There is no single test for schizophrenia. The condition is usually diagnosed after assessment by a specialist in mental health.
If you are concerned you may be developing symptoms of schizophrenia, see your doctor first and as soon as possible. The earlier schizophrenia is treated, the more successful the outcome tends to be.
Your doctor will ask about your symptoms and check they are not the result of other causes, such as recreational drug use. If needed only then will you be referred to a specialist, such as a psychiatrist or psychologist.
Mental health team (MHT)
If a diagnosis of schizophrenia is suspected, your doctor will probably refer you to a psychiatrist or a psychologist.
A psychologist or psychiatrist, will carry out a more detailed assessment of your symptoms. They will also want to know your personal history and current circumstances.
To make a diagnosis, most mental healthcare professionals use a ‘diagnostic checklist’, where the presence of certain symptoms and signs indicate a person has schizophrenia.
Schizophrenia can usually be diagnosed if:
You have at least two of the following symptoms: delusions, hallucinations, disordered thoughts or behaviour or the presence of negative symptoms, such as a flattening of emotions.
Your symptoms have had a significant impact on your ability to work, study or perform daily tasks.

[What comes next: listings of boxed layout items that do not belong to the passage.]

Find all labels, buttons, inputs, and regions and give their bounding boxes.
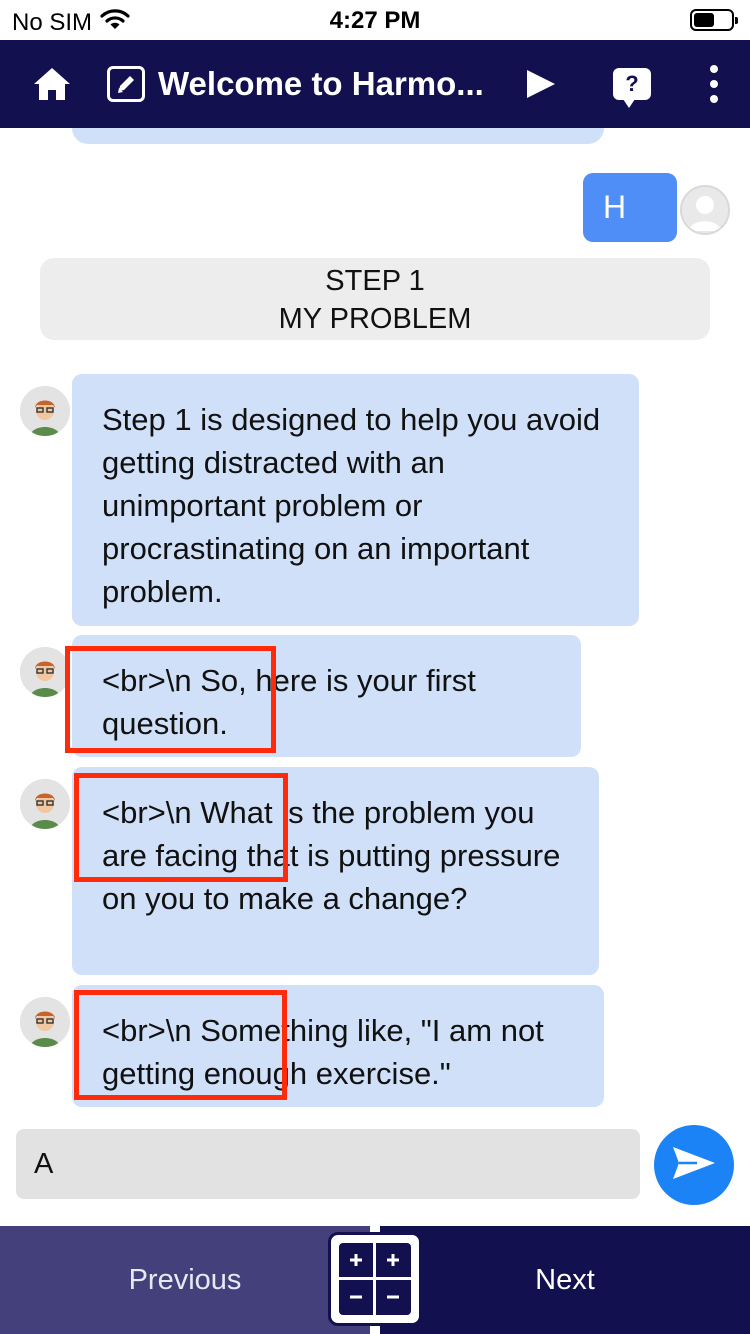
calculator-button[interactable] <box>328 1232 422 1326</box>
more-icon[interactable] <box>696 40 732 128</box>
bot-avatar <box>20 997 70 1047</box>
calculator-icon <box>331 1243 419 1327</box>
bot-avatar <box>20 779 70 829</box>
bot-avatar <box>20 386 70 436</box>
bottom-nav: Previous Next <box>0 1226 750 1334</box>
user-message-bubble: H <box>583 173 677 242</box>
help-icon[interactable]: ? <box>610 40 654 128</box>
highlight-box <box>74 773 288 882</box>
previous-button[interactable]: Previous <box>0 1226 370 1334</box>
edit-icon[interactable] <box>106 40 146 128</box>
next-button[interactable]: Next <box>380 1226 750 1334</box>
step-card: STEP 1 MY PROBLEM <box>40 258 710 340</box>
battery-icon <box>690 9 738 31</box>
step-card-line2: MY PROBLEM <box>278 303 472 335</box>
send-icon <box>671 1143 717 1188</box>
bot-message-bubble: Step 1 is designed to help you avoid get… <box>72 374 639 626</box>
status-time: 4:27 PM <box>329 7 421 34</box>
previous-message-bubble <box>72 128 604 144</box>
highlight-box <box>65 646 276 753</box>
step-card-line1: STEP 1 <box>325 265 425 297</box>
message-input[interactable]: A <box>16 1129 640 1199</box>
play-icon[interactable] <box>518 40 562 128</box>
app-header: Welcome to Harmo... ? <box>0 40 750 128</box>
bot-avatar <box>20 647 70 697</box>
user-avatar <box>680 185 730 235</box>
highlight-box <box>74 990 287 1100</box>
chat-area[interactable]: H STEP 1 MY PROBLEM Step 1 is designed t… <box>0 128 750 1113</box>
page-title: Welcome to Harmo... <box>158 65 484 102</box>
send-button[interactable] <box>654 1125 734 1205</box>
status-bar: No SIM 4:27 PM <box>0 0 750 40</box>
home-icon[interactable] <box>26 40 78 128</box>
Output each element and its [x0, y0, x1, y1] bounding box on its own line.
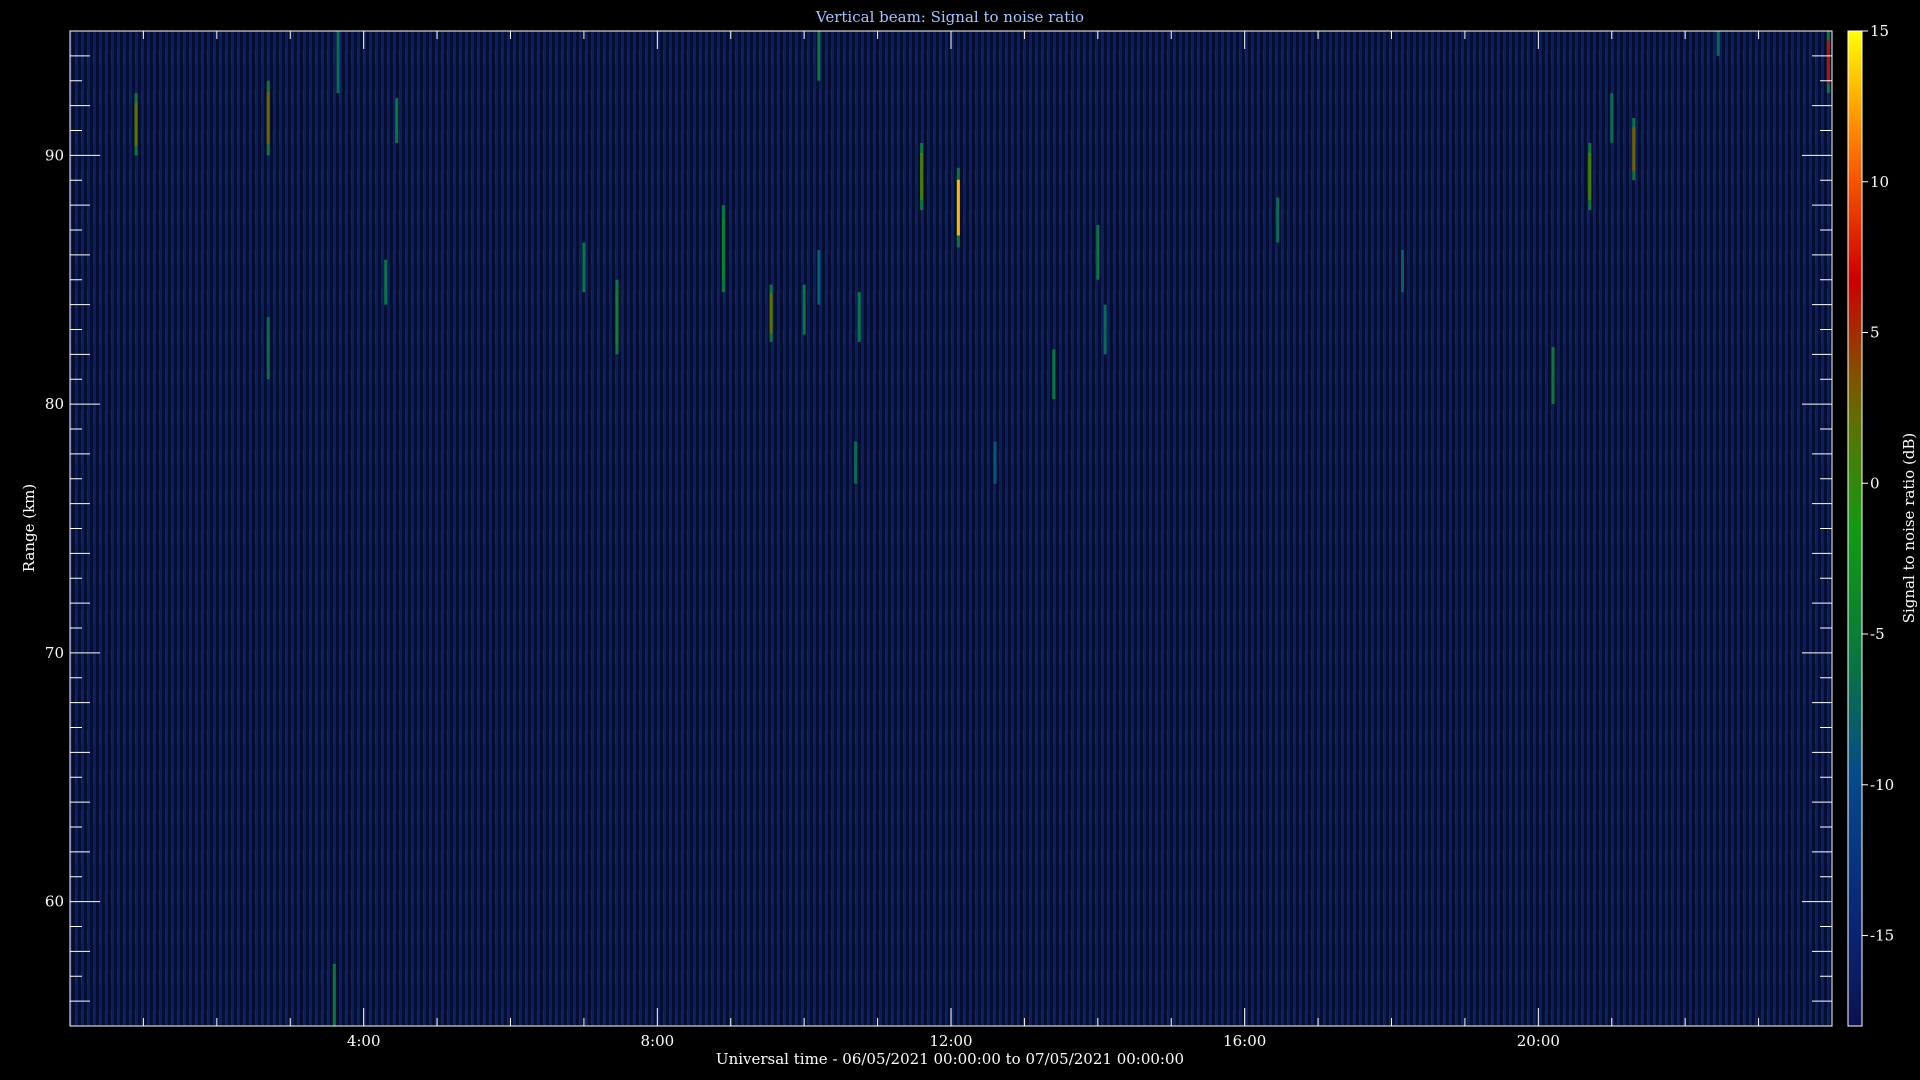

You have experienced symptoms for more than six months.
All other possible causes, such as recreational drug use or depression, have been ruled out.
Sometimes, it might not be clear whether someone has schizophrenia. If you have other symptoms at the same time, a psychiatrist may have reason to believe you have a related mental illness.
There are several related mental illnesses similar to schizophrenia. Your psychiatrist will ask how your illness has affected you so they can confidently confirm you have schizophrenia and not another mental illness, such as:
Bipolar disorder (manic depression). People with bipolar disorder swing from periods of mania (elevated moods and extremely active, excited behaviour) to periods of deep depression. Some people with bipolar disorder also hear voices or experience other kinds of hallucinations or may have delusions.
Schizoaffective disorder – Schizoaffective disorder is often described as a form of schizophrenia because its symptoms are similar to schizophrenia and bipolar disorder. But schizoaffective disorder is a mental illness in its own right. It may occur just once in a person’s life or may recur intermittently, often when triggered by stress.
Getting help for someone else
Due to their delusional thought patterns, people with schizophrenia may be reluctant to visit their GP if they believe there is nothing wrong with them.
It is likely someone who has had acute schizophrenic episodes in the past will have been assigned a care co-ordinator. If this is the case, contact the person’s care co-ordinator to express your concerns.
If someone is having an acute schizophrenic episode for the first time, it may be necessary for a friend, relative or other loved one to persuade them to visit their doctor. In the case of a rapidly worsening schizophrenic episode, you may need to go to the emergency department where a duty doctor will be available who may be able to help you temporarily by sedation or otherwise, before sending you to the psychiatrist.
If a person who is having an acute schizophrenic episode refuses to seek help and it is believed they present a risk to themselves or others
If you (or a friend or relative) are diagnosed with schizophrenia, you may feel anxious about what will happen. You may be worried about the stigma attached to the condition, or feel frightened and withdrawn. It is important to remember that a diagnosis can be a positive step towards getting good, straightforward information about the illness and the kinds of treatment and services available.